Es muy difícil de expresar con palabras… Uno va a visitar un paciente para dar humildemente un poquito de cariño y se encuentra con que recibe el doble de amor. En ese momento, me siento como si tuviera alas, me siento flotando en el aire, seguramente sostenida por Cristo.

Quizá de todos los pacientes y sus recuerdos y enseñanzas, Ema, mi primer paciente, fue la que más me quedó grabada en el alma. Tenía una sonrisa que iluminaba la sala y una expresión aún más impactante.
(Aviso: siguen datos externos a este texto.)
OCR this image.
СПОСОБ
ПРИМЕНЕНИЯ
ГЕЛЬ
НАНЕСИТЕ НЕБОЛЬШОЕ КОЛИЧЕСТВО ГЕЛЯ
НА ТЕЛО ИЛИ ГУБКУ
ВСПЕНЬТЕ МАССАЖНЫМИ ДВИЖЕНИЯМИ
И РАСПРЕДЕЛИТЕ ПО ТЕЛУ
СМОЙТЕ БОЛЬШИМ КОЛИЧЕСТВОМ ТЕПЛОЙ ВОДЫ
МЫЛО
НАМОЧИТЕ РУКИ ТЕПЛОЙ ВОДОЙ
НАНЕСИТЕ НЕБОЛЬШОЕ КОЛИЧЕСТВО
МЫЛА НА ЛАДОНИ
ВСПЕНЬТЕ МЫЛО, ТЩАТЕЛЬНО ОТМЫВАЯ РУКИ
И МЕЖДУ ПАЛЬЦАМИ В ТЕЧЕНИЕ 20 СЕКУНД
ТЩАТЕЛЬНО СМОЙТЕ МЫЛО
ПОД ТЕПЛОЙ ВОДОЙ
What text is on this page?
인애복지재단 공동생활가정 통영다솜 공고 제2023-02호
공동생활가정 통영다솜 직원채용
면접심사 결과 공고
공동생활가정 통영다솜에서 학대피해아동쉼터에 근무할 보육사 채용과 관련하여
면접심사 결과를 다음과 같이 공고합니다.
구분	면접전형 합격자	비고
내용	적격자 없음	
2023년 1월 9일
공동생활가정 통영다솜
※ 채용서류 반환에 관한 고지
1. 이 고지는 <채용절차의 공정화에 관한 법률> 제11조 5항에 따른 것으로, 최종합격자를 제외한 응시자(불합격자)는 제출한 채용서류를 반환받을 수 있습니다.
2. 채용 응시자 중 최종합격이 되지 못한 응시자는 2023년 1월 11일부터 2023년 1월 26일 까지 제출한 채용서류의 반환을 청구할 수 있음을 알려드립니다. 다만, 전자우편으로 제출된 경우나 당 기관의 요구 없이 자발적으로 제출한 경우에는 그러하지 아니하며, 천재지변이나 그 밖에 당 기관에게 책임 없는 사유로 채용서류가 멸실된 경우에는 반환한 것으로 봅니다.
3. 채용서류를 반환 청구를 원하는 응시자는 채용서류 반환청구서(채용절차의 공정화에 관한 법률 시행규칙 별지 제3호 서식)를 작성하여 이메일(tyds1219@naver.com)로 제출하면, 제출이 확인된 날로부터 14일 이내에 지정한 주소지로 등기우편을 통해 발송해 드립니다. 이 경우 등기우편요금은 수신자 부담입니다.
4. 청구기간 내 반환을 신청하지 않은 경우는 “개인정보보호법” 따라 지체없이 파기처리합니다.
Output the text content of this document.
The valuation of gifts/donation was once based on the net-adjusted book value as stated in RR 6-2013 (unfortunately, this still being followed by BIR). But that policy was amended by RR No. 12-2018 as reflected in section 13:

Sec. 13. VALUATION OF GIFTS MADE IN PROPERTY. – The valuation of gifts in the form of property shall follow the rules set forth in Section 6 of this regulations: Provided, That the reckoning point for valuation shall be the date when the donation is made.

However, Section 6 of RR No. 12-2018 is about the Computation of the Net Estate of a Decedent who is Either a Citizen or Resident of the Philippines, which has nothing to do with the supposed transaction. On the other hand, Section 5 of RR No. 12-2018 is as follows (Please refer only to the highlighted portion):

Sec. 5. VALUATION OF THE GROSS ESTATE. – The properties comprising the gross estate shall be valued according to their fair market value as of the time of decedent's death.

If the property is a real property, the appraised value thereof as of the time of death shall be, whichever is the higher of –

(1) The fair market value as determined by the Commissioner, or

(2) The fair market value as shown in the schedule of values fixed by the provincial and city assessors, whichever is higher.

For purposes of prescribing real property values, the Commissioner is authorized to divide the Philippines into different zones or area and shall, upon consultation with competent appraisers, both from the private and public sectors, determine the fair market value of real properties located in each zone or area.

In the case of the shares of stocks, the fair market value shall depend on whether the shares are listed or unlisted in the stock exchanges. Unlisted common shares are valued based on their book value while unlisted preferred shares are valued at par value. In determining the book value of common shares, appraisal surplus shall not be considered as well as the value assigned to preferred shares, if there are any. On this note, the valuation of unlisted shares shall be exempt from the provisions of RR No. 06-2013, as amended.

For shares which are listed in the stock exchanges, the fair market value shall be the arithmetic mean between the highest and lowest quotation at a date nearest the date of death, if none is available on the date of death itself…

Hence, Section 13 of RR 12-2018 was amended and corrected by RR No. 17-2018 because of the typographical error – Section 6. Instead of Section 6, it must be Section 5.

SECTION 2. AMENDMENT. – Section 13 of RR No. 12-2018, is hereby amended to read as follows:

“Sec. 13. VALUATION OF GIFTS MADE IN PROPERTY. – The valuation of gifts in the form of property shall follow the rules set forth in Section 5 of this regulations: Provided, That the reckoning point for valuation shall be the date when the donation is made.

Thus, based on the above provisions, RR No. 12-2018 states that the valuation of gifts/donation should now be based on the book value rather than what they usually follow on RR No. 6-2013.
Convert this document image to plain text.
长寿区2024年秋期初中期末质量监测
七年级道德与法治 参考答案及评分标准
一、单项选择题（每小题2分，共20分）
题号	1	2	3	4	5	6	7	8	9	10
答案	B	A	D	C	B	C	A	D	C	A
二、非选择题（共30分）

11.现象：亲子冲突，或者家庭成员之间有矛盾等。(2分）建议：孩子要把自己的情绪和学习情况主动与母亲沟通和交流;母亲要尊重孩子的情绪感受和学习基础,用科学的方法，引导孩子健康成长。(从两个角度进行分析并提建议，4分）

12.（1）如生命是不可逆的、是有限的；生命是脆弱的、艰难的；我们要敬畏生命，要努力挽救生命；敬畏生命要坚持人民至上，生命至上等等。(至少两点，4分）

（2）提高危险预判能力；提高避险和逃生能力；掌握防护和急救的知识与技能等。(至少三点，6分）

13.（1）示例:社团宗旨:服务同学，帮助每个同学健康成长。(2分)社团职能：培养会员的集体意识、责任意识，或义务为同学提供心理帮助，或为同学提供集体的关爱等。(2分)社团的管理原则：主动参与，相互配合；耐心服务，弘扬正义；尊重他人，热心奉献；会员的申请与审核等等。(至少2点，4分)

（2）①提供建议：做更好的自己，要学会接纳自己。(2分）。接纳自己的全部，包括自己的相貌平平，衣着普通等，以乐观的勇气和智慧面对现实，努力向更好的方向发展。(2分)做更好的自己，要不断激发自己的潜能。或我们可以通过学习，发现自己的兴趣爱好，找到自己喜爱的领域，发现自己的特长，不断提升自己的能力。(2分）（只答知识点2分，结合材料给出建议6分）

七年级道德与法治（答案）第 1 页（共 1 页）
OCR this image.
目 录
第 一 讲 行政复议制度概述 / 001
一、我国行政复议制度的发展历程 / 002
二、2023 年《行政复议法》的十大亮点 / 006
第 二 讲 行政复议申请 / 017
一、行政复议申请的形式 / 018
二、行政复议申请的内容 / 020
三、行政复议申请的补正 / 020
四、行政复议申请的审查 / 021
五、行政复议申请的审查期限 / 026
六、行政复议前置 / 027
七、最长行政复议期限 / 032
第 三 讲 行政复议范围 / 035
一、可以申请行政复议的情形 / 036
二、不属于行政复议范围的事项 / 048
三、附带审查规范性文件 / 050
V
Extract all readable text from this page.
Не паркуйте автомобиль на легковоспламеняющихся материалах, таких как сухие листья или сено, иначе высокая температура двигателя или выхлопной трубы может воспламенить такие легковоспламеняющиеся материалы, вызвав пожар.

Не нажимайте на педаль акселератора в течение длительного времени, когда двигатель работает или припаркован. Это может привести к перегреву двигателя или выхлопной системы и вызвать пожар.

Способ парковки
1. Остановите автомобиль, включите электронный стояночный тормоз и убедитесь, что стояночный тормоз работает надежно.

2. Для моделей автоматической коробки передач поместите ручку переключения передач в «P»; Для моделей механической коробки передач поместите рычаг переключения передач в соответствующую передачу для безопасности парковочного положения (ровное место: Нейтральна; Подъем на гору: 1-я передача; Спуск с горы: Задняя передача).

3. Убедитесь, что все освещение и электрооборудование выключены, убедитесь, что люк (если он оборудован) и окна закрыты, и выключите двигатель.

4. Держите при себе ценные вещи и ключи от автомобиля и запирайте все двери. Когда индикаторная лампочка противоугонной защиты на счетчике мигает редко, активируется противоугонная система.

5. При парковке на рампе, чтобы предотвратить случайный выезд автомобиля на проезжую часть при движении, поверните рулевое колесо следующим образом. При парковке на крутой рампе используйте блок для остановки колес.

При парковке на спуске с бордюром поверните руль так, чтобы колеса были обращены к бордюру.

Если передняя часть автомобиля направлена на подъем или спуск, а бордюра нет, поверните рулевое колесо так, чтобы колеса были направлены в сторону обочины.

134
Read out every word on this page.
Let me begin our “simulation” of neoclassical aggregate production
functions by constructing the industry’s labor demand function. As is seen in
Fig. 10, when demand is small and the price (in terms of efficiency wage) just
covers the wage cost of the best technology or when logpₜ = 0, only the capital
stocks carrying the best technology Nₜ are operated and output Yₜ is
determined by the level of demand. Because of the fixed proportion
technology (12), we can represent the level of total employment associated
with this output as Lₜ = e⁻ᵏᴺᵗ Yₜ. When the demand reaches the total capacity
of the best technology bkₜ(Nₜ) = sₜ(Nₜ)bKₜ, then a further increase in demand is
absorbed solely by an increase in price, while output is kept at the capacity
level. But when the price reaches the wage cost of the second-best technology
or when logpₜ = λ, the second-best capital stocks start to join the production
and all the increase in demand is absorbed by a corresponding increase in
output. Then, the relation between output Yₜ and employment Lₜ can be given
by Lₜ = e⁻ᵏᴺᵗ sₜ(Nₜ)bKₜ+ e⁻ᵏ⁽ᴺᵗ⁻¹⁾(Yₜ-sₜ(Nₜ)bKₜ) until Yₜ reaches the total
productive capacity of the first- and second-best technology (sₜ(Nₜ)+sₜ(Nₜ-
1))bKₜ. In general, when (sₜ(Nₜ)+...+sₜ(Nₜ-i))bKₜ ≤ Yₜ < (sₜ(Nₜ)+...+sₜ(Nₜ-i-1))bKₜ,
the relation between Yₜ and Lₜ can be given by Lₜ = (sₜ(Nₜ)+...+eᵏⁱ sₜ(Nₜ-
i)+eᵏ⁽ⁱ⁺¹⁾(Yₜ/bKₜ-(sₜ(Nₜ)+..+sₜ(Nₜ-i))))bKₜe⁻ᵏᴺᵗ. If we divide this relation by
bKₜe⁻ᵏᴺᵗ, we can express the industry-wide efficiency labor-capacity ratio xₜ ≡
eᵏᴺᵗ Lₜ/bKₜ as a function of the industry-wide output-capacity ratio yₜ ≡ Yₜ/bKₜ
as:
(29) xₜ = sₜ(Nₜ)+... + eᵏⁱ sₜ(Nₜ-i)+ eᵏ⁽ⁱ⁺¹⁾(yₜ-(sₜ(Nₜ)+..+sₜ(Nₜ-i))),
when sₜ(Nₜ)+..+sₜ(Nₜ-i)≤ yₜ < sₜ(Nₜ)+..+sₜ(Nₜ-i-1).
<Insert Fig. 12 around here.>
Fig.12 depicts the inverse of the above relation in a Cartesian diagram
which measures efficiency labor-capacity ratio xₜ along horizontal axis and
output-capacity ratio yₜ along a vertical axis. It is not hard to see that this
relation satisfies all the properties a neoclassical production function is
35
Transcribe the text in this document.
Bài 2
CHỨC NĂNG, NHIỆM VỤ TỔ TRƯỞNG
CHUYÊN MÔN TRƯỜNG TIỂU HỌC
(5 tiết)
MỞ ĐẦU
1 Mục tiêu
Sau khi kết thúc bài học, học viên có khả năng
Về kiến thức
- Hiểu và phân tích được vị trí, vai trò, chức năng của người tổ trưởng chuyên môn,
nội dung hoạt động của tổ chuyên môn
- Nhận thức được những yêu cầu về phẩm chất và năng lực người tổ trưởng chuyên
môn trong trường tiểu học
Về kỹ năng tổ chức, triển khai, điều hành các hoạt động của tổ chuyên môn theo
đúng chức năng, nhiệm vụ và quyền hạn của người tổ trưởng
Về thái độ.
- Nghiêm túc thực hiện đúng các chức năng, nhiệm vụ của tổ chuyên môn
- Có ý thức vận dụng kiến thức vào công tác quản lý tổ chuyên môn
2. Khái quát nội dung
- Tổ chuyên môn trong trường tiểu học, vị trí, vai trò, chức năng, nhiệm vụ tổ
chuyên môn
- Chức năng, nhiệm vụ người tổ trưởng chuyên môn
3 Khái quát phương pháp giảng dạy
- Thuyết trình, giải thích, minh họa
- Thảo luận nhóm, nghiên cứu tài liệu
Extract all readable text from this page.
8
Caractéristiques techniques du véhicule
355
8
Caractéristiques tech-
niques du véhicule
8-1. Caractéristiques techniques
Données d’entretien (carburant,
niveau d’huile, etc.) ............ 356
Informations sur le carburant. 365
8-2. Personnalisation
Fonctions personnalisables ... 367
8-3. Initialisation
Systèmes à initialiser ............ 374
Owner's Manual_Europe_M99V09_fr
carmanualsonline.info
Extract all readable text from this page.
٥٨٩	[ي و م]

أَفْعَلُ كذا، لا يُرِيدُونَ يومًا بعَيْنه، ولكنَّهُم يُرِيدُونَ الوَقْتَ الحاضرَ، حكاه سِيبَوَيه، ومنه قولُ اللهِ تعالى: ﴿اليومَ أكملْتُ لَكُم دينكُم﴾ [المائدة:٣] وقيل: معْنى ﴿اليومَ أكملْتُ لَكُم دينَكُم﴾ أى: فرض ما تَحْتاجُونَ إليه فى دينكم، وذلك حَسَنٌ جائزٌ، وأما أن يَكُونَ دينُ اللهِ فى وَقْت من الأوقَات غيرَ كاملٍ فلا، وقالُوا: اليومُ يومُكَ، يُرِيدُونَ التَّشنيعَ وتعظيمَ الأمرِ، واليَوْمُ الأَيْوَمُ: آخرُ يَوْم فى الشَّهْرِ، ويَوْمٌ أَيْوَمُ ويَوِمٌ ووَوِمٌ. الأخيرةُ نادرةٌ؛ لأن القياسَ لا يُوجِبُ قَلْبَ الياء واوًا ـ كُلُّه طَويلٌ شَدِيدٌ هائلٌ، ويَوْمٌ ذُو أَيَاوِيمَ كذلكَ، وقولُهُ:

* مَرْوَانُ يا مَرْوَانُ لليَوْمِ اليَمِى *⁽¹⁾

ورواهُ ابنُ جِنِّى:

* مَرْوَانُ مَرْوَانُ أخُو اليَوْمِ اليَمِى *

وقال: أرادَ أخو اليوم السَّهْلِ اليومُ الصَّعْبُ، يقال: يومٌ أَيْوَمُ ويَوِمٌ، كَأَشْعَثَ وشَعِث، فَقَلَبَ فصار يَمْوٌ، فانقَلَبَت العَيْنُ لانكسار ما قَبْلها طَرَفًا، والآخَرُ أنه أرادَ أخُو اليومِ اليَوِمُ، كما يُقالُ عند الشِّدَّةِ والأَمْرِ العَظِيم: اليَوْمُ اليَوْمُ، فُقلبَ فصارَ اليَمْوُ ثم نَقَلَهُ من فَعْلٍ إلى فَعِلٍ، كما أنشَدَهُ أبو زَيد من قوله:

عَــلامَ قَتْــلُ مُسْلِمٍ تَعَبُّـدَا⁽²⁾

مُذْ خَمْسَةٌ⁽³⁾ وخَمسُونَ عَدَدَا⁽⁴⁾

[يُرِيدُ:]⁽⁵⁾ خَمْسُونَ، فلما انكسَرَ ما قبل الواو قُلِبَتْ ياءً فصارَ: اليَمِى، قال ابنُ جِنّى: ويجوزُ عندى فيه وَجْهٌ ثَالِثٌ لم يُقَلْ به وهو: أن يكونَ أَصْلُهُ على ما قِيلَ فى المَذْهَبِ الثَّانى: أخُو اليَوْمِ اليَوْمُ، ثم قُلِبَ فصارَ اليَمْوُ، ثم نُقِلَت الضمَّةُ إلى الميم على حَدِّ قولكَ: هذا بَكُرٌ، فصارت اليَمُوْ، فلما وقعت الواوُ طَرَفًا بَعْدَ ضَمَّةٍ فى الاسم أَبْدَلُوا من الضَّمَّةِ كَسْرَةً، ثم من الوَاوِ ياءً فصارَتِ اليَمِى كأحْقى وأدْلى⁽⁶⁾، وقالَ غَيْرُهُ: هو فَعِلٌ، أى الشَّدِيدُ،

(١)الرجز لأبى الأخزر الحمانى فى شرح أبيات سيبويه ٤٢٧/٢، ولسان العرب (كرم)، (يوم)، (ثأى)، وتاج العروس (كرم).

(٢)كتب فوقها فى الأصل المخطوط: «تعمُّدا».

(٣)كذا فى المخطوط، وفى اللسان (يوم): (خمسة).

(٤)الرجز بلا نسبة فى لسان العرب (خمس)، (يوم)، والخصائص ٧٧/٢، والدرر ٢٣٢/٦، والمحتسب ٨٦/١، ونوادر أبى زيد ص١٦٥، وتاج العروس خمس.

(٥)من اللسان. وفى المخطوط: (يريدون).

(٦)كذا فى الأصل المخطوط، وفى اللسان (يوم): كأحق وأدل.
Rezo para que todos ellos descansen en paz. Pido que Dios me ilumine siempre delante de los pacientes, y espero tener más tiempo libre para poder dedicarle al Hospice. Doy gracias a todos los profesionales y compañeros voluntarios, por la experiencia y tiempo compartido.

Atte. Liliana San Miguel
Voluntaria

Esta entrada tiene 2 comentarios
  1. Lili… es un orgullo tenerte entre nosotros… sos una gran persona que alimenta día a día el voluntariado en el Hospice, además de tu incondicionaldad en la tarea cotidiana!!!!! Te quiero mucho!
    Pauli

  2. Lili: agradezco a Dios el haberte conocido y también la oportunidad de compartir esta tarea. Tu testimonio te pinta tal cual sos.Gracias por tu generosidad Siempre!!